The song evokes the image of tuning a radio with its punctuating, static-like sound and brief pauses in between. With lyrics like “She’s on a frequency/and I caught it,” “Frequency” addresses the moment of connection between individuals and the desire to “bathe in my new love.” 

The song draws distinct parallels with “Ring,” but uses the words “frequency” and “wave” instead of “ring” to the same themes. This establishes a departure from fleeting, or “ringing” passions to something deeper and more permanent.  It’s clear the feeling is a strong, overwhelming passion, but the soft vocals and buoyant delivery gives these feelings a level of vulnerability, knowledge and stability. 

The album’s last uptempo song, “Runaway,” returns to dance in its tempo and rhythm. It deviates, however, in its attention to introspection and an individual’s agency in a given situation, perhaps through understanding the self in the context of a simply scary world. The song outright admits the individual’s tendency to “run away,” a level of awareness only beginning to be seen in “Free”: “You can’t just wait for them to show up / You’ve got to got to got to run away.” The repetition of “got to” brings us back into the individual’s consciousness; however, now they can maintain this internal reflection within a rapid-pace, upbeat world.

The album’s penultimate piece “Rooftop Dancing” gives an introspective step into progress; after reflecting on momentary love and its inevitable shortcomings, Meath begins to understand “free love” as a childlike experience of authenticity and vulnerability. She presents a free flowing look into dancing as freedom that is not of rapid movement but rather of “Slo-mo throwing [her] body in the air.” Sylvan Esso emphasizes this childlike feeling by interspersing the song with adolescent vocals, thus drawing listeners into the experience of letting loose to the rhythm and to inhabit this youthful dream world.

Closing the album, “Make It Easy” takes the messaging of “Rooftop Dancing” to plead for a simpler existence, a life often experienced in childhood. Emphasized by repetition and a gradual crescendo, the track’s distorted vocals add tension that ultimately becomes unsustainable. 

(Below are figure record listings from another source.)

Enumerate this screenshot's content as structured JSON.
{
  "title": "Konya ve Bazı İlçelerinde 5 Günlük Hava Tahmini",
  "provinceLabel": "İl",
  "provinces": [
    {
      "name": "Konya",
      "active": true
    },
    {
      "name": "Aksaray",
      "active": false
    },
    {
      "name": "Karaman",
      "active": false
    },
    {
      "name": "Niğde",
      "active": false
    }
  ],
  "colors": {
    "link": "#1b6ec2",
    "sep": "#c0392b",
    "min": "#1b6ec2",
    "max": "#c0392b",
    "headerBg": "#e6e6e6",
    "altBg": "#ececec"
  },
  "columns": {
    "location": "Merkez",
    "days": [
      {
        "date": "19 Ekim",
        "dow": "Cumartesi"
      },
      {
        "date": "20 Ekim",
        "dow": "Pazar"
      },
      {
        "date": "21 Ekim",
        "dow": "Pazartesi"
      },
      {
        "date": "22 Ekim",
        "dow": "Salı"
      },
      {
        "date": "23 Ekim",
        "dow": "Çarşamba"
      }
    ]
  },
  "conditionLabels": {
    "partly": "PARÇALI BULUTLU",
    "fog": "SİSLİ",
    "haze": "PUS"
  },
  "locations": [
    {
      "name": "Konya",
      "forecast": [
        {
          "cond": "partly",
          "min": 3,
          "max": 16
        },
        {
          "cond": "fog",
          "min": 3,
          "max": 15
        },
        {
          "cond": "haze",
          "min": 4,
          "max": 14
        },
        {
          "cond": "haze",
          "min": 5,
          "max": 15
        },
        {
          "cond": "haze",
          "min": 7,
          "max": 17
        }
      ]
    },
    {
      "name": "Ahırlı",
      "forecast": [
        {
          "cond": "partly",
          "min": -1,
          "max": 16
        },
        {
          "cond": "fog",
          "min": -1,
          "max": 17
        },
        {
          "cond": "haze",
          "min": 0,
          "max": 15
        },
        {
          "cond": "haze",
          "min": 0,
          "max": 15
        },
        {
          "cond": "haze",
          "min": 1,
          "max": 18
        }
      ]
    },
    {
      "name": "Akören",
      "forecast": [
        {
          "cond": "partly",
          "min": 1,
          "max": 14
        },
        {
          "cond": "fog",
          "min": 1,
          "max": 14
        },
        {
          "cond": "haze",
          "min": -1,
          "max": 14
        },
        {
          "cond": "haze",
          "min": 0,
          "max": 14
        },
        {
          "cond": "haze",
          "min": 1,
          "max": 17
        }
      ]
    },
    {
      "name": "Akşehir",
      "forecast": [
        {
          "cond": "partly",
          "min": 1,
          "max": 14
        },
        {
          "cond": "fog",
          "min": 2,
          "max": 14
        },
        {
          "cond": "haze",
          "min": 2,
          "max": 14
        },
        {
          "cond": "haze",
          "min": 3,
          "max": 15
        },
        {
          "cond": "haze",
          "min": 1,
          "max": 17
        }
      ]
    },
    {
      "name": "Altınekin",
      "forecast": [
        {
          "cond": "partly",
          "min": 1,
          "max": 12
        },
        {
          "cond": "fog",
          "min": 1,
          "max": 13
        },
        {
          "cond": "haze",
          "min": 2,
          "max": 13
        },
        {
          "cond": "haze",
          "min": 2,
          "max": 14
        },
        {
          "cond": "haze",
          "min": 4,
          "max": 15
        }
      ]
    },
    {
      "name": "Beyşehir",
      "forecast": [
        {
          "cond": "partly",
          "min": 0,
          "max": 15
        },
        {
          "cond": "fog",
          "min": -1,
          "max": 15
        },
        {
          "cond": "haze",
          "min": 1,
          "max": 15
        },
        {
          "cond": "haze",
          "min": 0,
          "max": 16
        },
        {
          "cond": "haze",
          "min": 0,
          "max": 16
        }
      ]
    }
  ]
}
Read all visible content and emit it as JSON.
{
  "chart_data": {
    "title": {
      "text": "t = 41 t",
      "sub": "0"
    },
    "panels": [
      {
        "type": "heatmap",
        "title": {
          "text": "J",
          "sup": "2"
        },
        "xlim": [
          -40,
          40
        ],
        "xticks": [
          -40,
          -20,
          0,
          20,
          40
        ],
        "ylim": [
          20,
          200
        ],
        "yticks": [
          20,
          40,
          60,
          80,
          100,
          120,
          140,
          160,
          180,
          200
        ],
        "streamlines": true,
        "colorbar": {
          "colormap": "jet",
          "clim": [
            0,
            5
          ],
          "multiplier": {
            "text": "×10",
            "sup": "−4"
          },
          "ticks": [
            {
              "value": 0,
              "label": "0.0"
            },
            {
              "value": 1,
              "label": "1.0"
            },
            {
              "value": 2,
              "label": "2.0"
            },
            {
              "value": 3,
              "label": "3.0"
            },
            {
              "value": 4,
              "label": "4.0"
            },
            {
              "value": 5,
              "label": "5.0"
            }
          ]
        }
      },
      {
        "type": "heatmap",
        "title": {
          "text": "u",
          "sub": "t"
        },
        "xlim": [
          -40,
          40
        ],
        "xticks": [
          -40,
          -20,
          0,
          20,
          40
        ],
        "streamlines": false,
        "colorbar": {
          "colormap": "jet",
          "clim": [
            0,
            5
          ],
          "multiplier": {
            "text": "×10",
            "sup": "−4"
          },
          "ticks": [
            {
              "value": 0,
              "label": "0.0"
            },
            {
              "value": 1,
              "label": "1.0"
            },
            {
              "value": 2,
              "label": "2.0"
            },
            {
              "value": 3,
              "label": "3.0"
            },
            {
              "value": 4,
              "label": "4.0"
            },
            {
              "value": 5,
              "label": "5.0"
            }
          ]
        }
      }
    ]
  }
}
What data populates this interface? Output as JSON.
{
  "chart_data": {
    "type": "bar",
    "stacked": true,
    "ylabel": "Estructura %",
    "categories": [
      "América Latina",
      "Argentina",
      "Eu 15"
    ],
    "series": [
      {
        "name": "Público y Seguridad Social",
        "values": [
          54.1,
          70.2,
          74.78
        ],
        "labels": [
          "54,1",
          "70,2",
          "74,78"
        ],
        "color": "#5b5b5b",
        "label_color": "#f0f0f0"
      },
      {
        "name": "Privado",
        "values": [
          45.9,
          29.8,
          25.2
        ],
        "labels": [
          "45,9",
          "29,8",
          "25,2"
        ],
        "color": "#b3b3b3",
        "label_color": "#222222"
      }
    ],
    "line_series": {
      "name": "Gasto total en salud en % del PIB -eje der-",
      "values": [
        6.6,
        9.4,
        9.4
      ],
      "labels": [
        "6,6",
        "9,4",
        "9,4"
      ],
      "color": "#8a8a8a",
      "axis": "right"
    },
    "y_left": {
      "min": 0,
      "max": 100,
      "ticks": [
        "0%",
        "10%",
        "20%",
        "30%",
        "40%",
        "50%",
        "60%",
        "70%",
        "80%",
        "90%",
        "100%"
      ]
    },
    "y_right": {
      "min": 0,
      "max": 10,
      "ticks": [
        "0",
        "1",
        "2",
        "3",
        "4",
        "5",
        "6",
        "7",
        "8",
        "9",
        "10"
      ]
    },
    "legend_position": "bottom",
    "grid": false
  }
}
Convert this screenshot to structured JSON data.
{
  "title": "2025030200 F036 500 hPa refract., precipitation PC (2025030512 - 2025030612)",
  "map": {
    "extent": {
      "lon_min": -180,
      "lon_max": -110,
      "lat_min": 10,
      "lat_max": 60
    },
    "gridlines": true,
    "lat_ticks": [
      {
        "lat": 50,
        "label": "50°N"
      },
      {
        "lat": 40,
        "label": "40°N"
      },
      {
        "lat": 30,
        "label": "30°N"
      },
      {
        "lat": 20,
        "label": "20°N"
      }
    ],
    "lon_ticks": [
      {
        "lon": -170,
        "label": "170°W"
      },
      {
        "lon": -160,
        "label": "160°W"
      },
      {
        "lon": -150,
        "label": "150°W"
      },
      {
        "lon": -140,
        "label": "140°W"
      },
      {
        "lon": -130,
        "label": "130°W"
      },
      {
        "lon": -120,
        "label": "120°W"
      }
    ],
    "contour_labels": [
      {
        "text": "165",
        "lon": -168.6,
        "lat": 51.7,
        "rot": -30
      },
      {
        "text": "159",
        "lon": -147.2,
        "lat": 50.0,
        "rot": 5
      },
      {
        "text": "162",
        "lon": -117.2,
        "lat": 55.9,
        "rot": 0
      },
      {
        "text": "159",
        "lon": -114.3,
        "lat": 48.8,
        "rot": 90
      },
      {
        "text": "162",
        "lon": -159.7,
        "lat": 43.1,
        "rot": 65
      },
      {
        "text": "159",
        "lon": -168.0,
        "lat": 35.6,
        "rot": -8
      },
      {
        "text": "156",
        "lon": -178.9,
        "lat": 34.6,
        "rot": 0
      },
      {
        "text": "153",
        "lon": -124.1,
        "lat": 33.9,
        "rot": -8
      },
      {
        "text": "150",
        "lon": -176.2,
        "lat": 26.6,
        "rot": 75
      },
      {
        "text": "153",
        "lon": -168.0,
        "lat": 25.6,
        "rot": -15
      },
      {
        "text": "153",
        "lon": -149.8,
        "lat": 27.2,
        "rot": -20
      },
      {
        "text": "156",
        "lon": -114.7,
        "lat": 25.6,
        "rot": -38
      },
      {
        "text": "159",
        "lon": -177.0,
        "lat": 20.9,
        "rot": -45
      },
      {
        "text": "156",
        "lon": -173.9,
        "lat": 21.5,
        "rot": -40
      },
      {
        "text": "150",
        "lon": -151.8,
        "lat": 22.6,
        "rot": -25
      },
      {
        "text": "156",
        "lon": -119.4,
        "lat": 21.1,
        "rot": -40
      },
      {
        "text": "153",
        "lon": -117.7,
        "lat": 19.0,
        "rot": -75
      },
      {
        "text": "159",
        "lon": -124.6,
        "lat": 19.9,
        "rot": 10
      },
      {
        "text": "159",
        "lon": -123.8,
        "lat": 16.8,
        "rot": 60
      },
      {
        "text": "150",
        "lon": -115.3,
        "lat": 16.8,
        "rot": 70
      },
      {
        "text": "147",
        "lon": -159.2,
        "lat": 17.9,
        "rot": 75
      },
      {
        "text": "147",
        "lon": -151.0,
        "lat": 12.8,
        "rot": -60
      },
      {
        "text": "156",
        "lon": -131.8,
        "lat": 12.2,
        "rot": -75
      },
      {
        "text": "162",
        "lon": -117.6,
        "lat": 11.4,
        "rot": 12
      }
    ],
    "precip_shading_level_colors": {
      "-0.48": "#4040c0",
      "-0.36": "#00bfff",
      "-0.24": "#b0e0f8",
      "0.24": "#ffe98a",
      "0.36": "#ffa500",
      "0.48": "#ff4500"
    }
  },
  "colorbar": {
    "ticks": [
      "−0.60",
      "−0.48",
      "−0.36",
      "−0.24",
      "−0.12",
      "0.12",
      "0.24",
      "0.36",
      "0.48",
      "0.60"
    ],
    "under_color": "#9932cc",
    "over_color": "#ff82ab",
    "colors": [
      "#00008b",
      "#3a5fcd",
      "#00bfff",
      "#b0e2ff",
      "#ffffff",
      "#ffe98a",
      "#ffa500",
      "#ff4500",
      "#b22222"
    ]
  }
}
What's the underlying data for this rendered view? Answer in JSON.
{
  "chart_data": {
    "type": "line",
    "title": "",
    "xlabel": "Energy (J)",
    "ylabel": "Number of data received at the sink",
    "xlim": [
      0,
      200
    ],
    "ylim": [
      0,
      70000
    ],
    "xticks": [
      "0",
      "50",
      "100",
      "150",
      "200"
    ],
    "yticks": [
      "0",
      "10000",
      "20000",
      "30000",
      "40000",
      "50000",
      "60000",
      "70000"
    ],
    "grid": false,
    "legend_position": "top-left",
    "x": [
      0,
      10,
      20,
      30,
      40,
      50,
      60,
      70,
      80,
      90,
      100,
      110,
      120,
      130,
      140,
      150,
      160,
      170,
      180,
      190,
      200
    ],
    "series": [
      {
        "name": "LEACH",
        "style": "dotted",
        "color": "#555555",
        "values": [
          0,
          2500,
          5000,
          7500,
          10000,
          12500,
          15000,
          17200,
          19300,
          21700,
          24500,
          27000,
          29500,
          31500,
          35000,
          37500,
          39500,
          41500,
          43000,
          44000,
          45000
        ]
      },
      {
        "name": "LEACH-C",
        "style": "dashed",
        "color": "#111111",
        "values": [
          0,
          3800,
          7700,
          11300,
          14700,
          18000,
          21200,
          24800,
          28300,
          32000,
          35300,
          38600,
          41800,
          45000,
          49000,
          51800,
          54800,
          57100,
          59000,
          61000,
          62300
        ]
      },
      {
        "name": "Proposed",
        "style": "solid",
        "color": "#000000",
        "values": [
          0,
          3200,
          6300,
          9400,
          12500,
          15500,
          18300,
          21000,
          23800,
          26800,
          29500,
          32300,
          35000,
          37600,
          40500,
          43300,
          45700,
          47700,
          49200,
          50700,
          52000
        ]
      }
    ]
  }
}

Meath’s vocals are forceful yet restricted, creating an intimate feeling within the mind of listeners. Each line is briefly delivered, with its tone left hanging in the air and leaving the listener wanting more. Recalling a time when the “World was smaller,” “Make It Easy” captures the vulnerability and simplicity of childhood, requesting that we “Play it again.”

It marks a transition into knowledge and progress. We can now move forward and “make it simple” in an untraditional sense: although our world will never lie stagnant, we can find solace in accepting this while still choosing light, authenticity and “Free Love.”